OpenAI adds screen-capture memories to Codex

OpenAI released an opt-in research preview called Chronicle for the Codex macOS app that captures screen content to build contextual memories. Chronicle records the user's screen, converts recordings into summaries saved as Markdown, and retains raw recordings temporarily, with OpenAI saying recordings are deleted after six hours. The feature is available to ChatGPT Pro subscribers on macOS and blocked in the EU, UK, and Switzerland. OpenAI warns Chronicle consumes rate limits quickly, raises prompt-injection risk, and stores memories unencrypted on the device. The rollout revives privacy debates sparked by Microsoft's 2024 Recall controversy and draws immediate criticism from security researchers. For practitioners, Chronicle is a convenience tradeoff: better contextual continuity and fewer repeated prompts versus elevated privacy, security, and operational costs.
What happened
OpenAI launched Chronicle, an opt-in research preview for the Codex macOS app that continuously captures screen content to create memories Codex can access later. "Chronicle augments Codex memories with context from your screen," said OpenAI in documentation. Chronicle converts screen recordings into summaries, stores those as Markdown, and keeps raw captures temporarily, with OpenAI saying raw recordings are deleted after six hours. The feature is available to ChatGPT Pro users on macOS and is not available in the EU, UK, or Switzerland.
Technical details
Chronicle runs background screen capture and uses OCR and agent processing to extract context into local memory files. Key operational notes:
- •It converts recordings into summaries saved as Markdown files for agent retrieval
- •OpenAI claims raw recordings are deleted after six hours
- •Chronicle is opt-in and requires macOS screen-recording and accessibility permissions
- •OpenAI warns Chronicle "uses rate limits quickly, increases risk of prompt injection, and stores memories unencrypted on your device"

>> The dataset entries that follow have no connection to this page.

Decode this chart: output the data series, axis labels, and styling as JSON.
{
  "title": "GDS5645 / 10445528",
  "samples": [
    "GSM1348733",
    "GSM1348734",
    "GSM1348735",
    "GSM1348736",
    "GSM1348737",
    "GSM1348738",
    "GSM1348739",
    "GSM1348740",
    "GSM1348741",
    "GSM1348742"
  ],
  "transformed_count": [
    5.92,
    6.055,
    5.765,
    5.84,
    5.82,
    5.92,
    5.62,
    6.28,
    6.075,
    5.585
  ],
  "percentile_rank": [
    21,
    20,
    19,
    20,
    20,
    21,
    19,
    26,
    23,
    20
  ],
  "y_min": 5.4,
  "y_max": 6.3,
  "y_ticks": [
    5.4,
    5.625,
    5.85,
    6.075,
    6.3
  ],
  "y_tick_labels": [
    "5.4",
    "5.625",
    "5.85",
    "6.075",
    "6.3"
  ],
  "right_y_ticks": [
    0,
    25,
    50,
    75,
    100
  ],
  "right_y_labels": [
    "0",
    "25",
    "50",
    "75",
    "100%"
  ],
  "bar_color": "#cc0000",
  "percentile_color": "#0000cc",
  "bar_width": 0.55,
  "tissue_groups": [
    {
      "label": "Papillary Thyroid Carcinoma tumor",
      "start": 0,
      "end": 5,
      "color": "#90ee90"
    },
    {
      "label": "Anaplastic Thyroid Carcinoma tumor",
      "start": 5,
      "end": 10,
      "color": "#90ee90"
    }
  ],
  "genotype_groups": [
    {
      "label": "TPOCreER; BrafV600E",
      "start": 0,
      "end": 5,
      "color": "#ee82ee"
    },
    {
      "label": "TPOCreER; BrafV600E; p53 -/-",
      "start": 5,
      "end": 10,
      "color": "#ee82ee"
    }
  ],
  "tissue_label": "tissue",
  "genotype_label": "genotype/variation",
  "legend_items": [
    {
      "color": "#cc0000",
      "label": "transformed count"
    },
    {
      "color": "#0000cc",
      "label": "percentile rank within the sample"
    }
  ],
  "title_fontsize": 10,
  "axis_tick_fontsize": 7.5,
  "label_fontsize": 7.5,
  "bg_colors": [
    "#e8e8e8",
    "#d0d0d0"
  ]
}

- •The feature may send selected screenshot data to OpenAI servers for OCR and memory generation
Context and significance
This is functionally similar to Microsoft Recall, which created widespread backlash in 2024 after it captured sensitive data. Security researchers immediately noted the resemblance; Michael Taggart called it "Recall, but for macOS." Chronicle sits at the intersection of UX and risk: it reduces friction by preserving context across agent interactions, which can materially improve developer productivity and multi-step workflows in Codex. At the same time, unencrypted local memories, elevated prompt-injection exposure, and faster consumption of API or app rate limits create new operational and security liabilities. Regulators and privacy-minded enterprises will likely block or restrict adoption, which explains the initial geographic exclusions.
What to watch
Adoption rate among power users and feedback from security teams; any changes to storage encryption, retention guarantees, or UI controls. Expect rapid scrutiny from privacy advocates and potential policy adjustments if Chronicle expands beyond the current macOS, opt-in preview.
Scoring Rationale
This is a notable product change that materially affects developer UX and security posture, but it is not a paradigm shift. The story earns weight because it revives the Recall debate and introduces new attack surface. I subtracted 0.5 points for recency and limited rollout.